Niezależne badania przeprowadzone przez niemiecką firmę na zlecenie producenta pojazdów potwierdziły, że przyczyną awarii 23 autobusów należących do MPK Poznań była niska jakość dostarczanego wodoru – informuje Radio Poznań.
Jak poinformował Mateusz Figaszewski, rzecznik firmy Solaris, „badanie wykazało, że wodór był zanieczyszczony niedopuszczalnymi substancjami w stężeniach, które nie spełniały norm. Między innymi znacznie przekroczona była zawartość tlenku węgla”.
Według obowiązujących standardów, czystość wodoru wykorzystywanego jako paliwo w autobusach powinna wynosić 99,97 procent, co oznacza, że maksymalnie tylko 0,03 procent mogą stanowić inne gazy.
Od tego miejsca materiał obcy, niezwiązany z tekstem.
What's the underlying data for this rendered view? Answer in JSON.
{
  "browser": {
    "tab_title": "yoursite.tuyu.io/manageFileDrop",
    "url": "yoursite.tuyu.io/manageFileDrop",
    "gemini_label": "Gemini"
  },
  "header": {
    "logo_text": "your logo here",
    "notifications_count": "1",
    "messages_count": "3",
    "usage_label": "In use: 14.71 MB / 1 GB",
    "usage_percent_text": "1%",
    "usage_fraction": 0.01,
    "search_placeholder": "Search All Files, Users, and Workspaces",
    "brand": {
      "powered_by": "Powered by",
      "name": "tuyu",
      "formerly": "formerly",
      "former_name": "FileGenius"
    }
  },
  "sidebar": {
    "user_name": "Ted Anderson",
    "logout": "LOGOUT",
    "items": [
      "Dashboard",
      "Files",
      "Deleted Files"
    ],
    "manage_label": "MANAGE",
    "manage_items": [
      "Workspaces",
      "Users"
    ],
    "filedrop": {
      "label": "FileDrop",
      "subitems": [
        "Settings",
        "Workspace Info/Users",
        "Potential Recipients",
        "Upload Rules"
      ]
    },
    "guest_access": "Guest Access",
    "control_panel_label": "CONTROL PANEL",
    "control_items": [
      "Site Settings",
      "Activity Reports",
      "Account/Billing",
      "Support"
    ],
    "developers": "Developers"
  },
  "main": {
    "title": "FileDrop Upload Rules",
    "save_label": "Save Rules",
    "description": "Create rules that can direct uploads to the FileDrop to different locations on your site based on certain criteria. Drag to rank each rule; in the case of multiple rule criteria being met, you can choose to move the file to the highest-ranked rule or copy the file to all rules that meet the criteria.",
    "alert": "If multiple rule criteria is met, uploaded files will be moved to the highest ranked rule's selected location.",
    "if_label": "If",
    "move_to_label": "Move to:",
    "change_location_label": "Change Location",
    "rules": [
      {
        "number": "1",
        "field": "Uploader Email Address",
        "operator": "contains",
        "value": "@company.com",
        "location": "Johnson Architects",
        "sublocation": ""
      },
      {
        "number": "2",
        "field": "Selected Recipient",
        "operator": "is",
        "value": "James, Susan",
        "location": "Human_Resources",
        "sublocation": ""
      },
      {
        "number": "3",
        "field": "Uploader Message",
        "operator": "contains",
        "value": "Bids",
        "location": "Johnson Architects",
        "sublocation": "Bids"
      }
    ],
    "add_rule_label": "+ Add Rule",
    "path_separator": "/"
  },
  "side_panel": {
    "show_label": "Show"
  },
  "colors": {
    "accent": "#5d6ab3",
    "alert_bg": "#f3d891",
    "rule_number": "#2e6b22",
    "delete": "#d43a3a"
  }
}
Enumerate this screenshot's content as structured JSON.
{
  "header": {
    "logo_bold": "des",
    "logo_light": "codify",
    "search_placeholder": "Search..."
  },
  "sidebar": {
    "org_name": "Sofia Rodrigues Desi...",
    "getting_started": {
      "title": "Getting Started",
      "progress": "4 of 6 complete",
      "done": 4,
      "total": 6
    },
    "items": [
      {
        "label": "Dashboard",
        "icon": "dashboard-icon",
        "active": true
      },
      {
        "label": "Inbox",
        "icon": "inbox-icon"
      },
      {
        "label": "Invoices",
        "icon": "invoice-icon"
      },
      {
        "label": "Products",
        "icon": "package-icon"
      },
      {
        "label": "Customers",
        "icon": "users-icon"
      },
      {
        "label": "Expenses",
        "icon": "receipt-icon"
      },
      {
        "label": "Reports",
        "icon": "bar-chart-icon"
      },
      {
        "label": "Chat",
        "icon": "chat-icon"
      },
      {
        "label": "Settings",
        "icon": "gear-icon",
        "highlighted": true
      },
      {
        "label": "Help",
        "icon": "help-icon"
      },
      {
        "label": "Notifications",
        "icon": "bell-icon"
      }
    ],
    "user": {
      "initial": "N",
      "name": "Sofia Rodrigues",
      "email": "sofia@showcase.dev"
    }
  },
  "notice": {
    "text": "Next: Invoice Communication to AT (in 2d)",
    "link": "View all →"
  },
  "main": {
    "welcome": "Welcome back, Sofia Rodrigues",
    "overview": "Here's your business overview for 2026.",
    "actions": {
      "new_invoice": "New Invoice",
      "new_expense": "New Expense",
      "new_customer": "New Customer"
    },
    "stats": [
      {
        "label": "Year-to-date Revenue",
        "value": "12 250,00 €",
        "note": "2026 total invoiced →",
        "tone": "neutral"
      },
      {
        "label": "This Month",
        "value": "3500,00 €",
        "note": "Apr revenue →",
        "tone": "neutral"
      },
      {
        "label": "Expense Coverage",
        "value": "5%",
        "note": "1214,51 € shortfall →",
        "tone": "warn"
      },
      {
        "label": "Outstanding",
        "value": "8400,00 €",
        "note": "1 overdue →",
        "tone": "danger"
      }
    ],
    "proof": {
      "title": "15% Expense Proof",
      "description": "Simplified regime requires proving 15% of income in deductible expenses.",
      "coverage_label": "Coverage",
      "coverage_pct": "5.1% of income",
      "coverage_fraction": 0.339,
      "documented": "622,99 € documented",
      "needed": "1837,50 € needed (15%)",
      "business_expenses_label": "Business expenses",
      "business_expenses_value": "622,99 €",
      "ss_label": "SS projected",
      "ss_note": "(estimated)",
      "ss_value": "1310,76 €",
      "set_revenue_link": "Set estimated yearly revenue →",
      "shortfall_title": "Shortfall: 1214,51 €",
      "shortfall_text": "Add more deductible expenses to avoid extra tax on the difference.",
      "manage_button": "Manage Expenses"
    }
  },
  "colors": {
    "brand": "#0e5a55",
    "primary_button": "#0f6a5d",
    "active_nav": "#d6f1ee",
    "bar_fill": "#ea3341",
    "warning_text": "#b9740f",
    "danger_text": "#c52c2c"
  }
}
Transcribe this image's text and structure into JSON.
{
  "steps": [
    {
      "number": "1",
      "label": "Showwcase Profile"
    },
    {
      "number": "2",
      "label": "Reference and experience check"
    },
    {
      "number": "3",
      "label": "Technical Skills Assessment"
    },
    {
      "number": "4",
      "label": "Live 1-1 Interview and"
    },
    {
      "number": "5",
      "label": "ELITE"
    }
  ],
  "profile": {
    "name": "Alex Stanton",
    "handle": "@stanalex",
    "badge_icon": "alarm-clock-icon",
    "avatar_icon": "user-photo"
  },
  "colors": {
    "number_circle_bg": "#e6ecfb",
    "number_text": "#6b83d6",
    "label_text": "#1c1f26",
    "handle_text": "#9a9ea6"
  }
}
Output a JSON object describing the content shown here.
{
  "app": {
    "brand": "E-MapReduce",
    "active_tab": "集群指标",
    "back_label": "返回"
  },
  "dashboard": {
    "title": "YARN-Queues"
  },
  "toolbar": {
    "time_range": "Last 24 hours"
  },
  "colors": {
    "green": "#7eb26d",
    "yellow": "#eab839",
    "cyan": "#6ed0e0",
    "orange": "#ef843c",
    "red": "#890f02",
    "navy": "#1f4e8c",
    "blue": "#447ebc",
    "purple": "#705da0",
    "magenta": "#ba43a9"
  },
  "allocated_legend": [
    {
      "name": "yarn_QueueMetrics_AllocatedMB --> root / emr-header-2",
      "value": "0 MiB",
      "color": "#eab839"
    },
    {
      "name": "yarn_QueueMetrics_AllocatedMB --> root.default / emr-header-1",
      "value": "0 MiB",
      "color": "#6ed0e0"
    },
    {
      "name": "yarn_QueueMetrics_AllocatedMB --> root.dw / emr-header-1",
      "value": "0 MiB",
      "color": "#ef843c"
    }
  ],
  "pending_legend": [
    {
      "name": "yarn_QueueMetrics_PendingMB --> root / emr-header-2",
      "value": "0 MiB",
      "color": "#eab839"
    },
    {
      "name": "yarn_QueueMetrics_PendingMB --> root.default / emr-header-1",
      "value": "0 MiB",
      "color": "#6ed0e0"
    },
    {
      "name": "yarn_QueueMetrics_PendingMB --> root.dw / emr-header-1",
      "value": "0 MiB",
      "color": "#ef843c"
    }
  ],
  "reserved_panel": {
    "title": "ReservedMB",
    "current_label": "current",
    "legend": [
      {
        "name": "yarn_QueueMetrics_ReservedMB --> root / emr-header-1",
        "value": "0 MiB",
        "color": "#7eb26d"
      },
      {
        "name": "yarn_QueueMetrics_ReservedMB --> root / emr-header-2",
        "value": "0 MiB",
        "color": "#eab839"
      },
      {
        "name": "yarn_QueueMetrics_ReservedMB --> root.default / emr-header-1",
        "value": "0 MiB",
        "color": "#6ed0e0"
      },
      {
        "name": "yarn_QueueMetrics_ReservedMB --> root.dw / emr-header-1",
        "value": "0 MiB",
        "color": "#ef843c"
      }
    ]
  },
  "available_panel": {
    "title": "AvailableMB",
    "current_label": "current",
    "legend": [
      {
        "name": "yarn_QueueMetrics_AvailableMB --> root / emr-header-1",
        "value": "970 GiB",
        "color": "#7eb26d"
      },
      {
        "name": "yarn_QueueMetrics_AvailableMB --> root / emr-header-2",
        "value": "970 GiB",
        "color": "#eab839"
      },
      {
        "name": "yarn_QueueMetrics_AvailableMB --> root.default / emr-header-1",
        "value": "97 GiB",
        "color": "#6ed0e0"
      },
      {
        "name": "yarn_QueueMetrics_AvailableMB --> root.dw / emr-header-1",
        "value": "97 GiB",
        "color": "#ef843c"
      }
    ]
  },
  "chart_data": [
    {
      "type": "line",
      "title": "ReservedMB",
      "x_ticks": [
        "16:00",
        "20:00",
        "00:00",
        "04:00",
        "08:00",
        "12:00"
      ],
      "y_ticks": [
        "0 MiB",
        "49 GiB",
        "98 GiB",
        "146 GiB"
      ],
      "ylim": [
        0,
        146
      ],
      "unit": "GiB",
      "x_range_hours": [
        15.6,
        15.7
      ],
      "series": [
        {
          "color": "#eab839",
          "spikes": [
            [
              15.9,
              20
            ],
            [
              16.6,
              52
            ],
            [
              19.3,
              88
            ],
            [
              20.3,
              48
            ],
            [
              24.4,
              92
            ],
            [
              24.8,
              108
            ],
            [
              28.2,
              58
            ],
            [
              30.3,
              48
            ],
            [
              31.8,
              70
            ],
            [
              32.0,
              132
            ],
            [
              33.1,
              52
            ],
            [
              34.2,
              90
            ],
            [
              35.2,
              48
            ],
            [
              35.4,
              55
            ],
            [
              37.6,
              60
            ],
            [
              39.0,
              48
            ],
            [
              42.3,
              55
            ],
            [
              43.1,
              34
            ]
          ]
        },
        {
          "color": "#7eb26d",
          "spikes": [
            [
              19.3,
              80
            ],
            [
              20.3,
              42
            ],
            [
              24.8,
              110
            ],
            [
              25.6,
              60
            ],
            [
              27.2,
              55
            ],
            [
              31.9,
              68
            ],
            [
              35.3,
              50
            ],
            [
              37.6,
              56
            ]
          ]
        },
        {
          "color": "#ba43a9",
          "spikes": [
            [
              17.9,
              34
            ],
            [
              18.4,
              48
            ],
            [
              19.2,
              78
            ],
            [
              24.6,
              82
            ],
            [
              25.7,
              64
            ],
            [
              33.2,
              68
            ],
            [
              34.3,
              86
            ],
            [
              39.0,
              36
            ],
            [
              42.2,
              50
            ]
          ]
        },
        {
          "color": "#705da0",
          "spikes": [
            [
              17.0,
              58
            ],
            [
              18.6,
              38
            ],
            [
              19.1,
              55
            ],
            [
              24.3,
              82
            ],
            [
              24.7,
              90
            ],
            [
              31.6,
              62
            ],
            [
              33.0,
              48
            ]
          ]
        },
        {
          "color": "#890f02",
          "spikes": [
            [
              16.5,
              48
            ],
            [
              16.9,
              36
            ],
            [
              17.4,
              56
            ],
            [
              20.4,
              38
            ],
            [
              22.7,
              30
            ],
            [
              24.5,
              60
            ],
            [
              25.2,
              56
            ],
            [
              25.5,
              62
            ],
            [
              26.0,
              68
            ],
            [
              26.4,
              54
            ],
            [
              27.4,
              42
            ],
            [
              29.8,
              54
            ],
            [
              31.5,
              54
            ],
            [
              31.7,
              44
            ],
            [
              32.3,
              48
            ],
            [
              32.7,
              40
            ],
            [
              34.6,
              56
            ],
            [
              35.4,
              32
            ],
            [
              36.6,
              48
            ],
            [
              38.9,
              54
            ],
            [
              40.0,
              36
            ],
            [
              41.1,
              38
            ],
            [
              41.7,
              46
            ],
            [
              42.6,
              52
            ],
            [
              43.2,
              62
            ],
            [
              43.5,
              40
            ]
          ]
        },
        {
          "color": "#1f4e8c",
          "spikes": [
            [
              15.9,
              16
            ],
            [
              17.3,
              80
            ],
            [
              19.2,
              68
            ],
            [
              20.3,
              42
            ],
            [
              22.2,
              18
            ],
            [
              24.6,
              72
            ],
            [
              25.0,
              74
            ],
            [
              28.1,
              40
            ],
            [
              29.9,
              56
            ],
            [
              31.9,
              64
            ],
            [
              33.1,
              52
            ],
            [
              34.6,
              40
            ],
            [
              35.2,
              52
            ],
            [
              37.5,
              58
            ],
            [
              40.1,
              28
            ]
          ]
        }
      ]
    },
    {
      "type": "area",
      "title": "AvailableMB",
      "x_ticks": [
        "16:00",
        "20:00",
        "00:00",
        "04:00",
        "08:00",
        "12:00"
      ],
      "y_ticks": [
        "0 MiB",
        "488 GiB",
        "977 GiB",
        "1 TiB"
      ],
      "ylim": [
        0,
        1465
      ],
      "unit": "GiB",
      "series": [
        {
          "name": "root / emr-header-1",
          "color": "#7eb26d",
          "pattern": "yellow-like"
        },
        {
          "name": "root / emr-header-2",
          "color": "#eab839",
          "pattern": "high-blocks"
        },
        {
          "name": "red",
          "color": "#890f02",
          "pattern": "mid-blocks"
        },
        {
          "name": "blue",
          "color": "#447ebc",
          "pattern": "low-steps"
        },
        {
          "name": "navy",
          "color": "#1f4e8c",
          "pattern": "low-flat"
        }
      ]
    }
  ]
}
Z informacji wynika, że w analizowanym przypadku zanieczyszczenia znacząco przekraczały dopuszczalne normy i nie dotyczyły jedynie „miejsc po przecinku”.
Proces oczyszczania instalacji z zanieczyszczonego wodoru prowadzi producent autobusów – firma Solaris. Kosztami tego procesu obciążone zostało MPK, jednak przewoźnik zapowiada wystąpienie z roszczeniami finansowymi wobec Orlenu – dostawcy wadliwego paliwa, który wcześniej wygrał przetarg na dostawy wodoru dla poznańskiego MPK.
Obecnie autobusy są tymczasowo tankowane wodorem pochodzącym z zapasów firmy Solaris. Nie ma jeszcze informacji o terminie wznowienia dostaw paliwa przez Orlen.